I love the standard gag cartoon set-ups like the man on a desert island. In this case I was thinking about the classic therapist/psychiatrist in a chair and the client on a couch.
One of the tactics you could use to create some humor would be to change the client. For instance, you could have them hiding under the couch, standing on it, being fully naked or whatever.
Another option would be to change what the client is. maybe it’s a little puppy dog or a sombrero or crash test dummy or whatever. All good options.
For some reason it occurred to me that to have no client at all could make for a good bit of resonant comedy.
My first angle was to try to make it seem like the client didn’t view himself as important at all and had consequentially slipped away during the session.
The therapist would say something like, “Of course you would be missed.” Maybe an open window nearby would be visually highlighted to give it a darker undertone. It wasn’t a bad option.

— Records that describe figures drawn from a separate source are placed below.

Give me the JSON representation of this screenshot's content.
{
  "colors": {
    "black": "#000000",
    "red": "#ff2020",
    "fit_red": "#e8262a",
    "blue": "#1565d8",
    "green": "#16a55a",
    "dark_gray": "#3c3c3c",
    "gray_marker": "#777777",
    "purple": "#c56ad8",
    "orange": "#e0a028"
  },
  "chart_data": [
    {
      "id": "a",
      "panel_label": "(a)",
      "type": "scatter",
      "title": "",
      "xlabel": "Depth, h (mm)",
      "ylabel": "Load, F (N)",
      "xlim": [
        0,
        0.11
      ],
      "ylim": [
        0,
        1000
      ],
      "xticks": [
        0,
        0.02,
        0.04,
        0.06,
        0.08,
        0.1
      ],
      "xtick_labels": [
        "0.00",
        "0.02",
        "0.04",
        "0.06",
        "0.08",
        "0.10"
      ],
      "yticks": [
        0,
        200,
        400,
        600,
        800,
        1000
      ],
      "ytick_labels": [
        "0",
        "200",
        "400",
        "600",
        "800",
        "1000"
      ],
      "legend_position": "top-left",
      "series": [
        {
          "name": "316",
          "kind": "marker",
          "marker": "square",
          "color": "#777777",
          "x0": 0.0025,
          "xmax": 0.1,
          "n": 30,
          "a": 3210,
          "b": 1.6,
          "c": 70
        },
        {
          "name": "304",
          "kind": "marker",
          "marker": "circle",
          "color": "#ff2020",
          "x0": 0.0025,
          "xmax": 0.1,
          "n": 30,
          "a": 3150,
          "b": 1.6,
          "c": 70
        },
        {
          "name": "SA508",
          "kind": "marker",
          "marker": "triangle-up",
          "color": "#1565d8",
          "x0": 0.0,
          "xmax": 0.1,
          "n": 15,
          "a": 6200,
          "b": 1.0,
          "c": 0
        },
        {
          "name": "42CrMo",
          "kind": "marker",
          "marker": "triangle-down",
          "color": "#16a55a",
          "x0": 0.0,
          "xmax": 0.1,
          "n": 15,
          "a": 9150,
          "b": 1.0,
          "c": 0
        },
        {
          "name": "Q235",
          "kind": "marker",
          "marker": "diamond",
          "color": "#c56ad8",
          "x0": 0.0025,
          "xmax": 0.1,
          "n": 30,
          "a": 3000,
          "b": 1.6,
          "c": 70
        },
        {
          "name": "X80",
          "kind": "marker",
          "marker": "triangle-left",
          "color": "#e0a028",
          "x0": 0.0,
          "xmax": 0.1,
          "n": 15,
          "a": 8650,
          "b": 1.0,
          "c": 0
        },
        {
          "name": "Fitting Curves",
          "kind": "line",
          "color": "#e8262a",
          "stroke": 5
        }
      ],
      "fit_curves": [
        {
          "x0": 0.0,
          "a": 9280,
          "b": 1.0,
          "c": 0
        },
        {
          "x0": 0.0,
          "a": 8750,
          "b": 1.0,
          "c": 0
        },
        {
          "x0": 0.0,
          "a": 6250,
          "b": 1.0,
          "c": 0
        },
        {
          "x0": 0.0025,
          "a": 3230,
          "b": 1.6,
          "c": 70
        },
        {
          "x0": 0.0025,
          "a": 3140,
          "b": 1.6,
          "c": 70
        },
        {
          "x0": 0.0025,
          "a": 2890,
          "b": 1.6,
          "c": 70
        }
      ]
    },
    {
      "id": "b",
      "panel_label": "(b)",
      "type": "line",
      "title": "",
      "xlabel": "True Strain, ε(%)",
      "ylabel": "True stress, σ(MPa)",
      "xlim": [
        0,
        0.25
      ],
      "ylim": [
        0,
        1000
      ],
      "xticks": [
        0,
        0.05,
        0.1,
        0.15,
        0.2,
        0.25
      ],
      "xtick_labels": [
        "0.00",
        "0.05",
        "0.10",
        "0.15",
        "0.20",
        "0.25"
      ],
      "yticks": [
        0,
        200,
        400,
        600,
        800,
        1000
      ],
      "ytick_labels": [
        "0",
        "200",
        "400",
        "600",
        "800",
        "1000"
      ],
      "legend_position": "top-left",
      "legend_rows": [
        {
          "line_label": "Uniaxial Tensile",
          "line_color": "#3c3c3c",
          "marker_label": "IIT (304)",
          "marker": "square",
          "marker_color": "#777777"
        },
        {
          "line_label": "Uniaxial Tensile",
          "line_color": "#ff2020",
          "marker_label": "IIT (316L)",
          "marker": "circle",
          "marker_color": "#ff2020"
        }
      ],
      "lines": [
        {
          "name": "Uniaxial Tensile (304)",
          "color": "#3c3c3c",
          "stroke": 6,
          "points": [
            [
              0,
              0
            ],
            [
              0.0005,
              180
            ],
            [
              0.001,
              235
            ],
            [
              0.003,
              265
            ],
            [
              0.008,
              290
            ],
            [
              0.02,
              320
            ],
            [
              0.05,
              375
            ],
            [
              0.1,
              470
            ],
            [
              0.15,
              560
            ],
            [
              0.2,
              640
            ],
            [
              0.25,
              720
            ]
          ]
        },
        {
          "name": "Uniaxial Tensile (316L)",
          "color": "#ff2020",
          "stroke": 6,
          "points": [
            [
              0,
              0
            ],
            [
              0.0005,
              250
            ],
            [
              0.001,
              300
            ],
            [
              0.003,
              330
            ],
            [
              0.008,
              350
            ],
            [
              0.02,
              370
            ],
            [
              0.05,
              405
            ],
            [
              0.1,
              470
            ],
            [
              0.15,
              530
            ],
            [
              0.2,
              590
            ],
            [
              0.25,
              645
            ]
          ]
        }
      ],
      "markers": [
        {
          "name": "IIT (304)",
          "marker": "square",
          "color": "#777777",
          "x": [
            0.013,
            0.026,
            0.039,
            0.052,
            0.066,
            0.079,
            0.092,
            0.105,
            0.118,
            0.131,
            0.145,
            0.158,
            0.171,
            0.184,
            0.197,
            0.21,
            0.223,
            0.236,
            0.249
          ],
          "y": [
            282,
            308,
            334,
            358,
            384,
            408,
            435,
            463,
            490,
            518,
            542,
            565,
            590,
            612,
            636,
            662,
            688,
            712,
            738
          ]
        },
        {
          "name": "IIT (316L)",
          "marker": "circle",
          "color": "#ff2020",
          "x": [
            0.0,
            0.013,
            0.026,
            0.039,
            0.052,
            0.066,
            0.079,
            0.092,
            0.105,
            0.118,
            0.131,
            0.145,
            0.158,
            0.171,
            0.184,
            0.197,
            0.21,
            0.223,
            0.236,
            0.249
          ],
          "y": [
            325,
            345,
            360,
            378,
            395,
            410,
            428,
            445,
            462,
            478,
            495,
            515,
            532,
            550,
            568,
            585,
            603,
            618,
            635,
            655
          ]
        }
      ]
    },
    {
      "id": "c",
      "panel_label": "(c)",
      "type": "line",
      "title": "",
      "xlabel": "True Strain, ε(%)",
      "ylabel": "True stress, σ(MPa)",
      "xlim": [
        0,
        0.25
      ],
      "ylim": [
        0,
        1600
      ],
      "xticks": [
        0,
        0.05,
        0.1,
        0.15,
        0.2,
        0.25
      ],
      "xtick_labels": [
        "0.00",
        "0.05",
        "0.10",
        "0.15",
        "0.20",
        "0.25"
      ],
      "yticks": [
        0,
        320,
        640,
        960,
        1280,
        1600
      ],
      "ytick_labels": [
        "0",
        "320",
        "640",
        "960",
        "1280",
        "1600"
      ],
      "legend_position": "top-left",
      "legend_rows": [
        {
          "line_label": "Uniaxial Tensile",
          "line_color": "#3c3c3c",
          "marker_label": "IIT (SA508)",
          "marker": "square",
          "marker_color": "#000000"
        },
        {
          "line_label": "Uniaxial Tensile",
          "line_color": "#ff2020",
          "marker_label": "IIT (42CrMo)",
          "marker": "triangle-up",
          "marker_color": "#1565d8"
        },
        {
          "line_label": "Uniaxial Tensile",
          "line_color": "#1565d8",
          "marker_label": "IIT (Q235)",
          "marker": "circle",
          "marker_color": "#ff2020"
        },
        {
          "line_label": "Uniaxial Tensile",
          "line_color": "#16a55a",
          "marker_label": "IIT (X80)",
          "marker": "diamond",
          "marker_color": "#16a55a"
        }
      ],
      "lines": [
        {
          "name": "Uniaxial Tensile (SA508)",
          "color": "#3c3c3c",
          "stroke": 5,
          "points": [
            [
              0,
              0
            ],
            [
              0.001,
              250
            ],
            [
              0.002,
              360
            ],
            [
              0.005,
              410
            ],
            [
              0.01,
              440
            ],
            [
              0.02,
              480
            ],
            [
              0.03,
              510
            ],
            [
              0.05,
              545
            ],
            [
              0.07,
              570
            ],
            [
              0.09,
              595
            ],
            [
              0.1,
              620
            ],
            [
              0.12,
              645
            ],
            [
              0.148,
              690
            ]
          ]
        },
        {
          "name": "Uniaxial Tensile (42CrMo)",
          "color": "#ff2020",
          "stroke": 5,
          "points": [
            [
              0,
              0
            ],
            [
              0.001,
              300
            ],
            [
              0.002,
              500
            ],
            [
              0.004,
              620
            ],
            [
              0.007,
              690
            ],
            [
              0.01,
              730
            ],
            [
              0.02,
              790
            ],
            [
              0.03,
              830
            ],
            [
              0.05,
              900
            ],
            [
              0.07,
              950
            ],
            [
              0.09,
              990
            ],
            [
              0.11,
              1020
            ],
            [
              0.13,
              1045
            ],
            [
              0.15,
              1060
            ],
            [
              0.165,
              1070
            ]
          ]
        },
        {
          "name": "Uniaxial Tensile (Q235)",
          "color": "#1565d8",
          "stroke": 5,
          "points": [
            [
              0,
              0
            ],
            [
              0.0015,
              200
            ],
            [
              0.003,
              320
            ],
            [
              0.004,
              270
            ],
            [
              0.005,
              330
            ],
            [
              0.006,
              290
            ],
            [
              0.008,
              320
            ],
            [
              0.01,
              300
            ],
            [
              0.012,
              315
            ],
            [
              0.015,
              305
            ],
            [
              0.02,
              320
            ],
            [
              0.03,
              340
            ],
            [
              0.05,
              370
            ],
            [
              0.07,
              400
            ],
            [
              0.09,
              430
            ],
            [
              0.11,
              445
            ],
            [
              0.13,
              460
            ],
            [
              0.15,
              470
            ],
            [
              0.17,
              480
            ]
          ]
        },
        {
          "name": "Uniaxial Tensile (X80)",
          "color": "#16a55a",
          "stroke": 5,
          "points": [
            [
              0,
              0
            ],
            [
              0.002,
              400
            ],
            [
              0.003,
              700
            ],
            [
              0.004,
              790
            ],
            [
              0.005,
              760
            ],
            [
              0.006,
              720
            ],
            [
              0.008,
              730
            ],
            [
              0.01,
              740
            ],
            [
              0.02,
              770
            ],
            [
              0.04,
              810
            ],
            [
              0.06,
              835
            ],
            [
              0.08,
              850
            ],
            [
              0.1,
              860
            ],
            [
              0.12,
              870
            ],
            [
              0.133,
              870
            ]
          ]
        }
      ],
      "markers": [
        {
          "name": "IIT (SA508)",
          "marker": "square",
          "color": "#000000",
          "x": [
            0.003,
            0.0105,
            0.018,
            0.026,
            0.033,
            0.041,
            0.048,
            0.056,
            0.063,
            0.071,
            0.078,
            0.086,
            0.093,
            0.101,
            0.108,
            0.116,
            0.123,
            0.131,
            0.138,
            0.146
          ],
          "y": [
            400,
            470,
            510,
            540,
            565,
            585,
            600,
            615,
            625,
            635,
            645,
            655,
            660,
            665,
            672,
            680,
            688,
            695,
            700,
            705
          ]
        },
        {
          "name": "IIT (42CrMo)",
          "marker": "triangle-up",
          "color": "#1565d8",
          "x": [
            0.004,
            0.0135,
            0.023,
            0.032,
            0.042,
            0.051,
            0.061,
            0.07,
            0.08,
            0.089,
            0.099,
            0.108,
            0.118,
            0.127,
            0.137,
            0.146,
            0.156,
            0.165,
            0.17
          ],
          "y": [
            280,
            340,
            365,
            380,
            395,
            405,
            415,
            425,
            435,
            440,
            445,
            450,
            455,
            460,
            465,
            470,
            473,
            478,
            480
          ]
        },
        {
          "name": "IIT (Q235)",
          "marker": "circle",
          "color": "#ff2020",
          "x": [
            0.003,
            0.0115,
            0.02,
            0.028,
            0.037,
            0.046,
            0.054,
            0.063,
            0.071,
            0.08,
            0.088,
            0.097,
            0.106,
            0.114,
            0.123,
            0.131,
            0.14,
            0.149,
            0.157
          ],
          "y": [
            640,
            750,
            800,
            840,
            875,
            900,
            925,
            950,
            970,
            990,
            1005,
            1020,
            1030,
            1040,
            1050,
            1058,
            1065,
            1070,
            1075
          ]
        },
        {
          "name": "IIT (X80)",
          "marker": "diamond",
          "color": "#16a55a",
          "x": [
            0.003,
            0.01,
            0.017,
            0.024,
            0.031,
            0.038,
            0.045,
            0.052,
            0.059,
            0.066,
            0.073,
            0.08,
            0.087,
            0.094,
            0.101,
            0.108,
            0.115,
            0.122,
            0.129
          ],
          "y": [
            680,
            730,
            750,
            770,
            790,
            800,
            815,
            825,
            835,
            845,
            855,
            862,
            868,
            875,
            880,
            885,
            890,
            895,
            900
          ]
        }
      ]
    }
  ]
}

Next up for possible punchlines was the psychiatrist saying, “Sometimes we all feel invisible.” Not terribly funny but had a good wistfulness to it which appeals to me. Maybe the therapist is talking to the invisible man, or a disappeared client, or maybe just maybe he’s talking to himself.
Once the notion came to me that he’s talking to himself, the punchline, “it’s perfectly normal to doubt your sanity” soon popped into my head.
Although I did debate with myself on whether or not the punchline was better without the word “perfectly”.
It’s better with it. The word helps give the line a reassuring warm tone.